In the character recognition device according to any one of claims 1 to 3,
The character candidate recognition means includes:
It generates a reference area based on the position of the indicator which moves within the image, recognizing a character recognition apparatus the character candidate region from the image by using the reference region described above generated.

Computer
Detecting the position of the index in the binarized image , and recognizing a character candidate area which is an area estimated as one character based on the position of the index ;
For each of the character candidate areas, an expansion process is performed to expand an area having a color estimated to be a character, and an area connected between the character candidate areas subjected to the expansion process is recognized as a character string area.
A character recognition method for extracting a character string from the image based on the character string region.

The character recognition method according to claim 5,
The computer is
A character that holds a two-dimensional coordinate value in the entire image, compares the two-dimensional coordinate value in the entire image with the two-dimensional coordinate value in the character string region, and extracts the character string from the image Recognition method.

The character recognition method according to claim 5,
The computer is
A character recognition method for separately holding an image subjected to the expansion process as mask information and extracting the character string from a logical product of the image and the mask information.

In the character recognition method according to any one of claims 5 to 7,
The computer is
Wherein generating the reference region based on the position of the indicator, a character recognition method for recognizing the character candidate region from the image by using the reference area the generated moving within the image.

Computer
Means for detecting a position of an index in the binarized image and recognizing a character candidate area which is an area estimated as one character based on the position of the index ;
Means for expanding an area having a color estimated to be a character for each character candidate area, and recognizing an area connected between the character candidate areas subjected to the expansion process as a character string area;
A program for functioning as means for extracting a character string from the image based on the character string region.

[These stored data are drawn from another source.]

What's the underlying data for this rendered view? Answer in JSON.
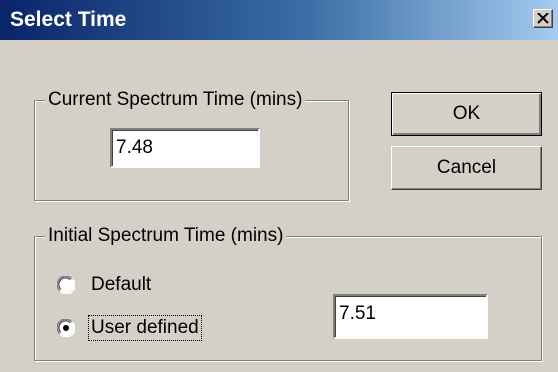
{
  "dialog": {
    "title": "Select Time",
    "close_icon": "close-x-icon"
  },
  "current_group": {
    "legend": "Current Spectrum Time (mins)",
    "value": "7.48"
  },
  "initial_group": {
    "legend": "Initial Spectrum Time (mins)",
    "options": [
      {
        "label": "Default",
        "selected": false
      },
      {
        "label": "User defined",
        "selected": true
      }
    ],
    "user_value": "7.51"
  },
  "buttons": {
    "ok_label": "OK",
    "cancel_label": "Cancel"
  }
}
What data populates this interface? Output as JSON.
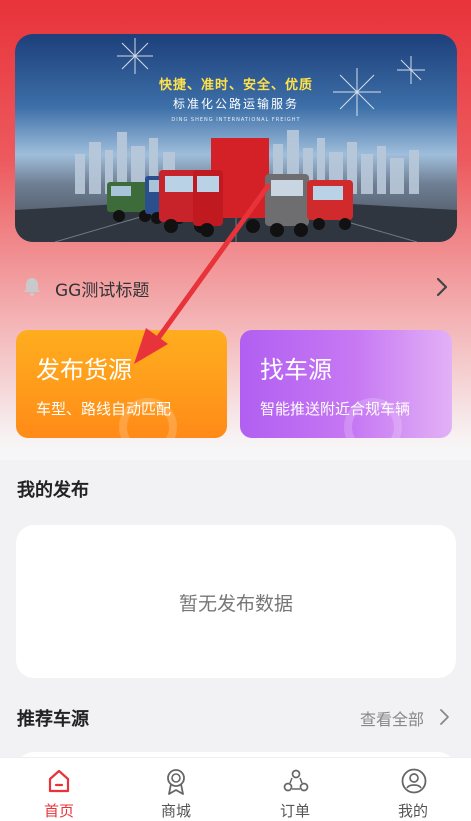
{
  "banner": {
    "slogan": "快捷、准时、安全、优质",
    "subtitle": "标准化公路运输服务",
    "english": "DING SHENG INTERNATIONAL FREIGHT"
  },
  "notice": {
    "icon": "bell-icon",
    "text": "GG测试标题",
    "chevron_icon": "chevron-right-icon"
  },
  "actions": {
    "publish": {
      "title": "发布货源",
      "subtitle": "车型、路线自动匹配",
      "color": "#ff9a1a"
    },
    "find": {
      "title": "找车源",
      "subtitle": "智能推送附近合规车辆",
      "color": "#b15ff1"
    }
  },
  "my_posts": {
    "title": "我的发布",
    "empty_text": "暂无发布数据"
  },
  "recommended": {
    "title": "推荐车源",
    "view_all": "查看全部"
  },
  "tabbar": {
    "items": [
      {
        "label": "首页",
        "icon": "home-icon",
        "active": true
      },
      {
        "label": "商城",
        "icon": "medal-icon",
        "active": false
      },
      {
        "label": "订单",
        "icon": "order-icon",
        "active": false
      },
      {
        "label": "我的",
        "icon": "user-icon",
        "active": false
      }
    ]
  },
  "colors": {
    "brand_red": "#e8333a",
    "orange": "#ff9a1a",
    "purple": "#b15ff1"
  }
}
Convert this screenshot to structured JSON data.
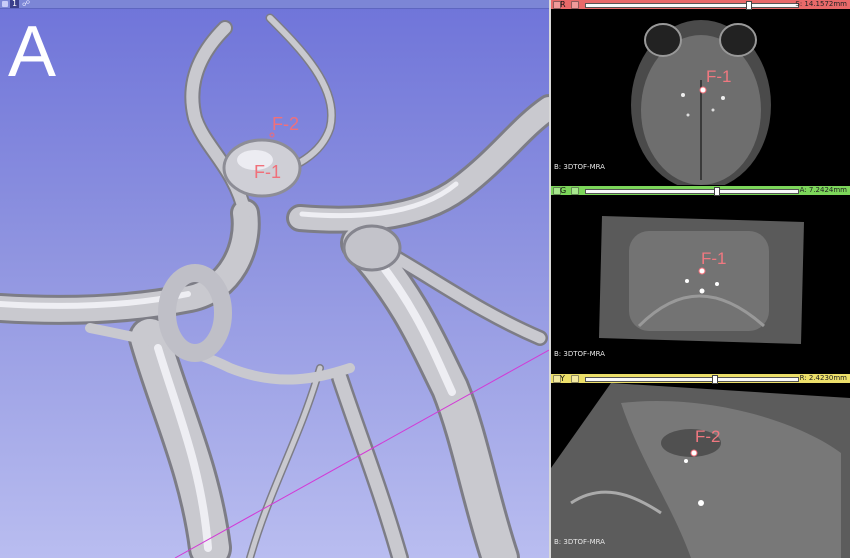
{
  "view3d": {
    "view_number": "1",
    "panel_letter": "A",
    "fiducials": [
      {
        "label": "F-2"
      },
      {
        "label": "F-1"
      }
    ]
  },
  "slices": {
    "red": {
      "tag": "R",
      "offset_label": "S: 14.1572mm",
      "slider_fraction": 0.77,
      "volume_label": "B: 3DTOF-MRA",
      "fiducial": "F-1",
      "color": "#e86969"
    },
    "green": {
      "tag": "G",
      "offset_label": "A: 7.2424mm",
      "slider_fraction": 0.62,
      "volume_label": "B: 3DTOF-MRA",
      "fiducial": "F-1",
      "color": "#7cd65a"
    },
    "yellow": {
      "tag": "Y",
      "offset_label": "R: 2.4230mm",
      "slider_fraction": 0.61,
      "volume_label": "B: 3DTOF-MRA",
      "fiducial": "F-2",
      "color": "#ecdf6a"
    }
  }
}
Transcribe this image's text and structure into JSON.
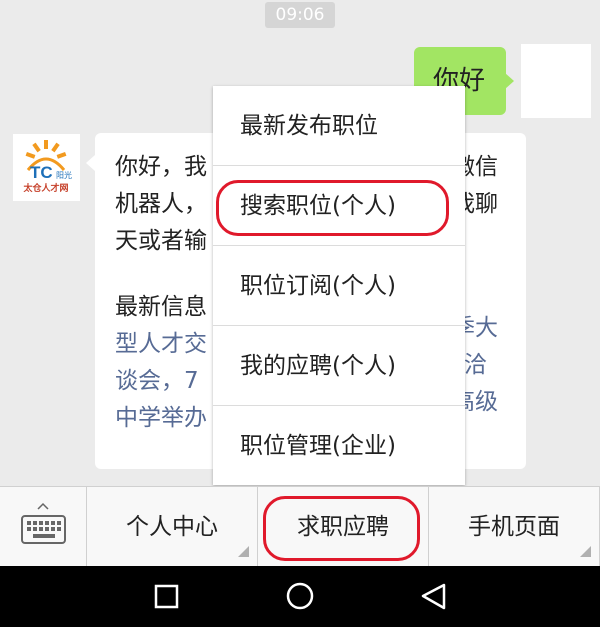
{
  "status": {
    "time": "09:06"
  },
  "messages": {
    "me": {
      "text": "你好"
    },
    "bot": {
      "logo": {
        "brand": "TC",
        "tag": "阳光",
        "name": "太仓人才网"
      },
      "lines": [
        "你好，我",
        "机器人，",
        "天或者输"
      ],
      "lines_right": [
        "微信",
        "我聊",
        ""
      ],
      "info_lines": [
        "最新信息",
        "型人才交",
        "谈会，7",
        "中学举办"
      ],
      "info_lines_right": [
        "季大",
        "”洽",
        "高级",
        ""
      ]
    }
  },
  "popup": {
    "items": [
      {
        "label": "最新发布职位"
      },
      {
        "label": "搜索职位(个人)"
      },
      {
        "label": "职位订阅(个人)"
      },
      {
        "label": "我的应聘(个人)"
      },
      {
        "label": "职位管理(企业)"
      }
    ]
  },
  "menubar": {
    "keyboard_icon": "keyboard-icon",
    "items": [
      {
        "label": "个人中心"
      },
      {
        "label": "求职应聘"
      },
      {
        "label": "手机页面"
      }
    ]
  },
  "navbar": {
    "icons": [
      "recent-apps-icon",
      "home-icon",
      "back-icon"
    ]
  },
  "colors": {
    "accent_green": "#a2e563",
    "highlight_red": "#e0192b",
    "link_blue": "#576b95"
  }
}
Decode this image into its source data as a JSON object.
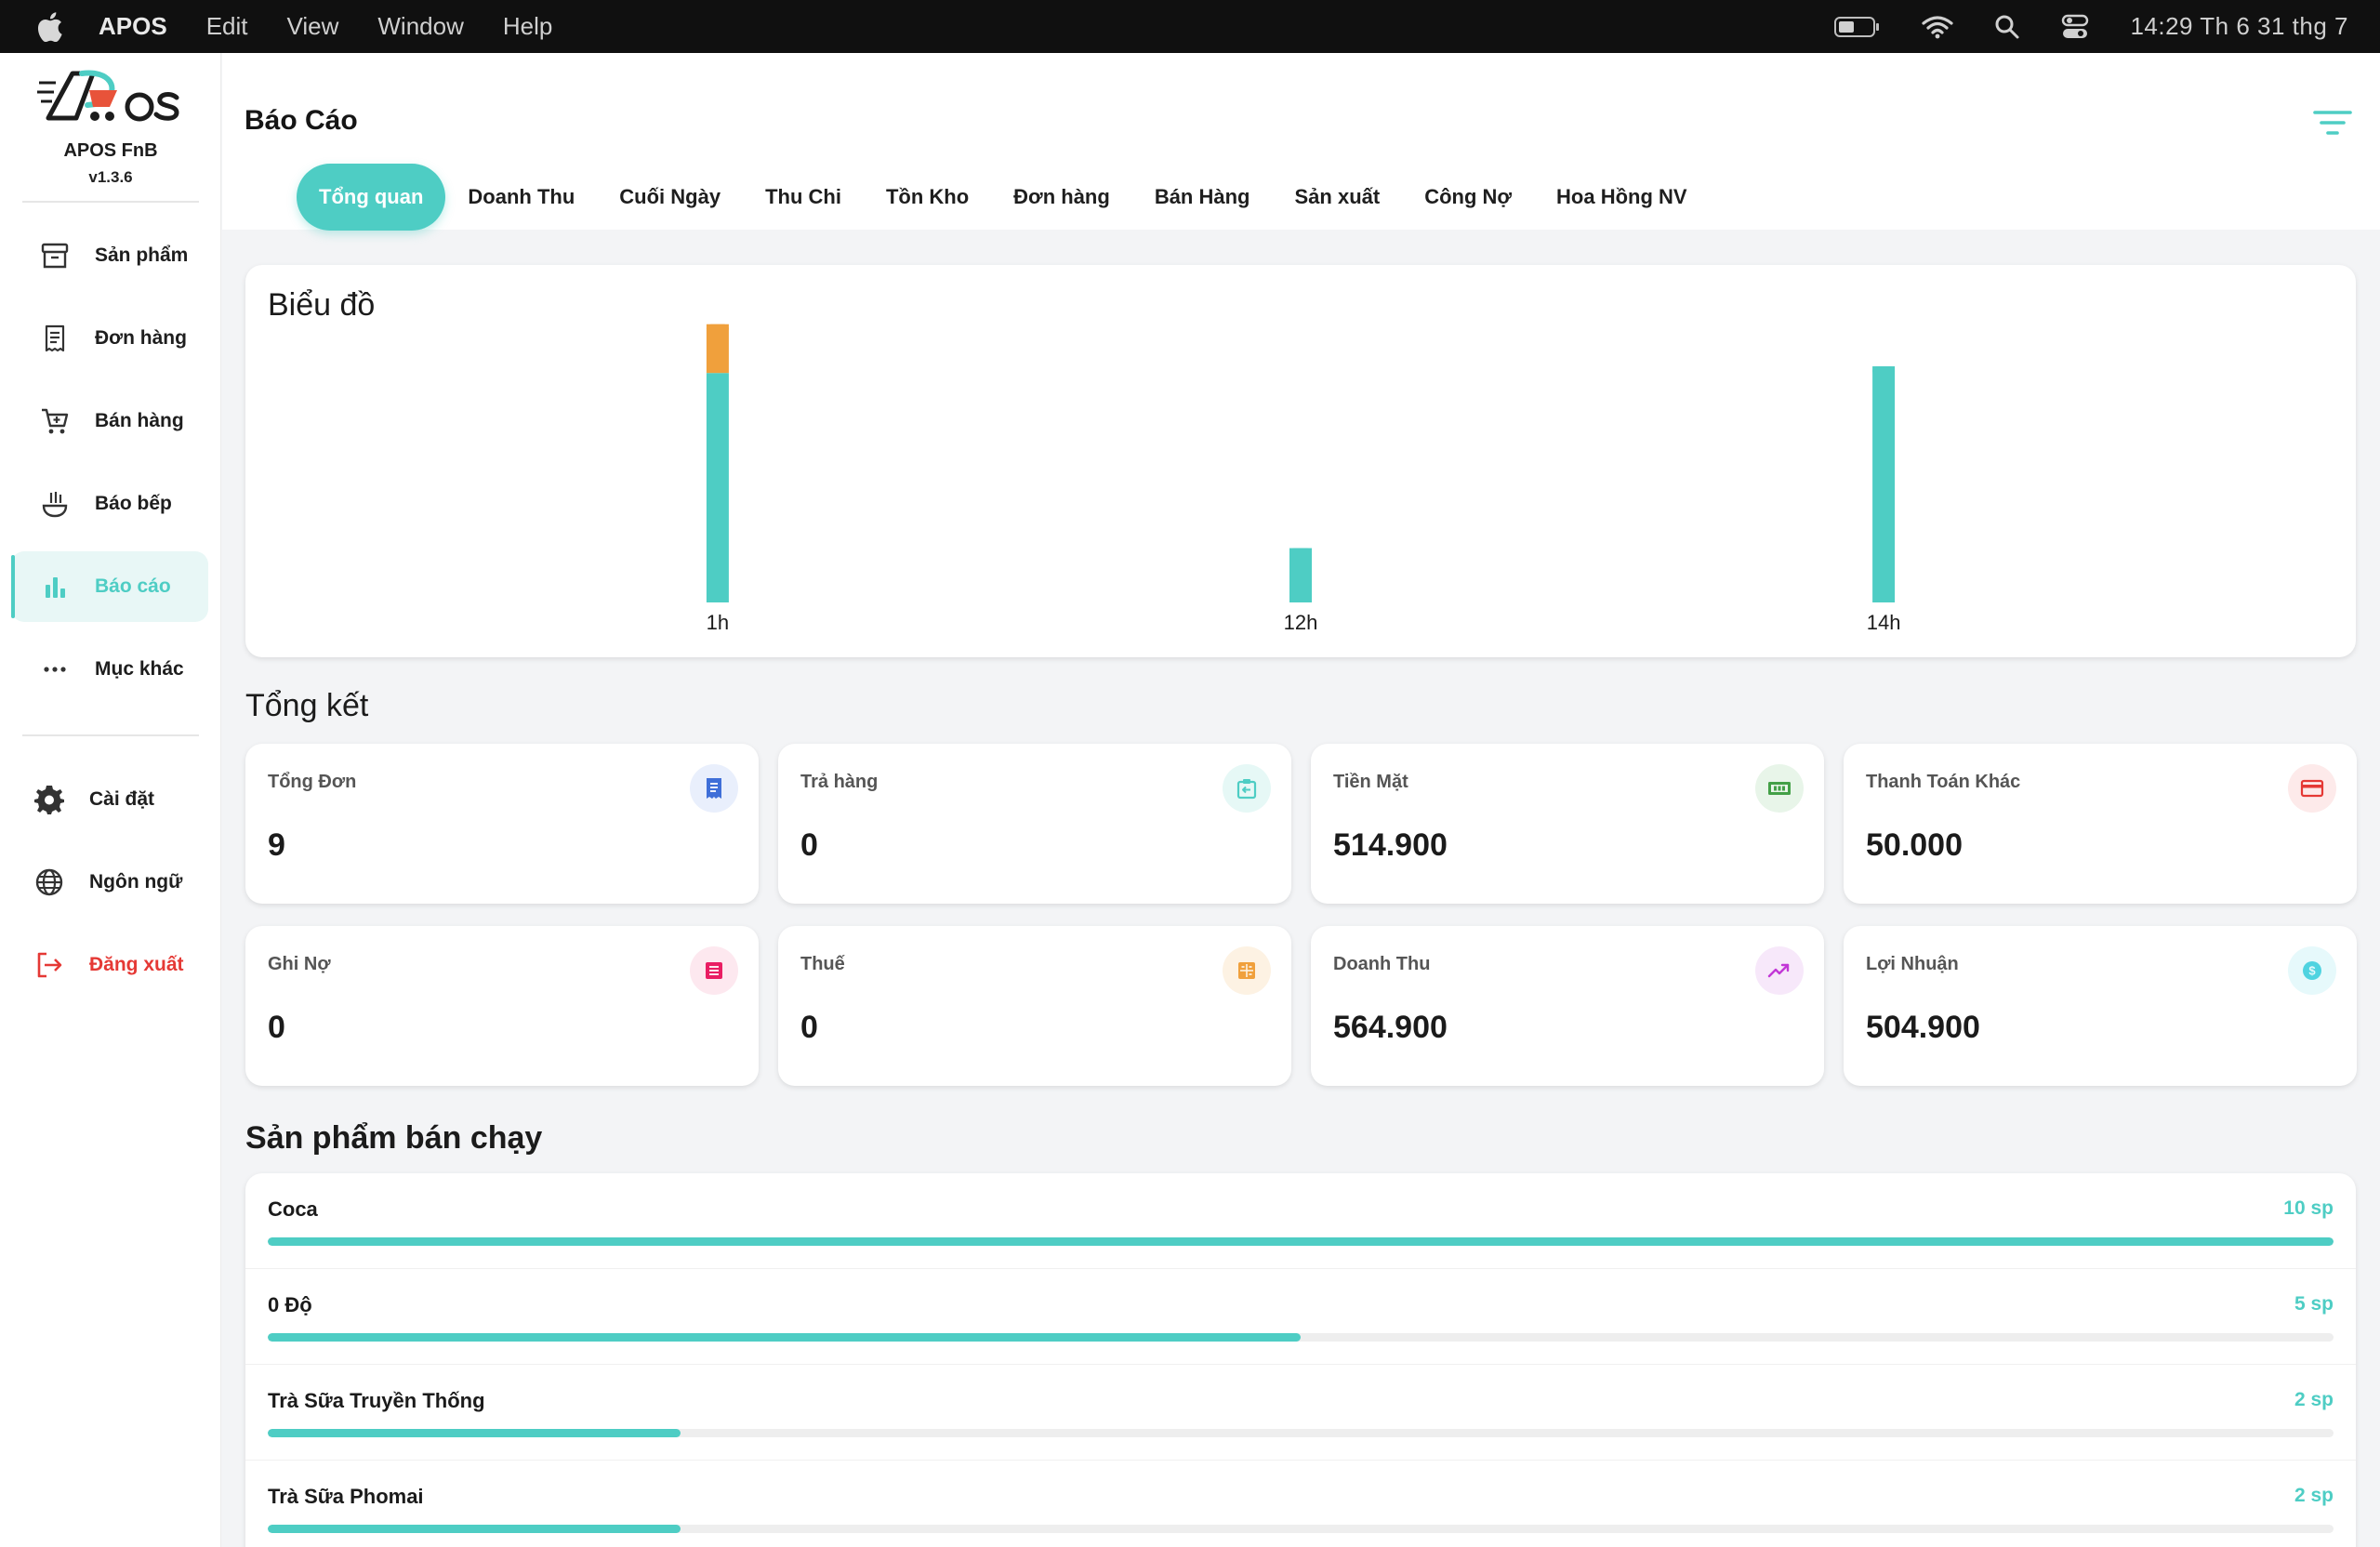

The program according to claim 9,
The computer,
Means for holding a two-dimensional coordinate value in the entire image;
A program for further functioning as means for extracting the character string from the image by comparing the two-dimensional coordinate value of the entire image with the two-dimensional coordinate value of the character string region.

The program according to claim 9,
The computer,
Means for separately holding the image subjected to the expansion processing as mask information;
A program for further functioning as means for extracting the character string from the logical product of the image and the mask information.

The program according to any one of claims 9 to 11, wherein the computer is
Wherein based on the position of the index to generate a reference area, a program for further functions as a means for recognizing the character candidate region from the image by using the reference area the generated moving within the image.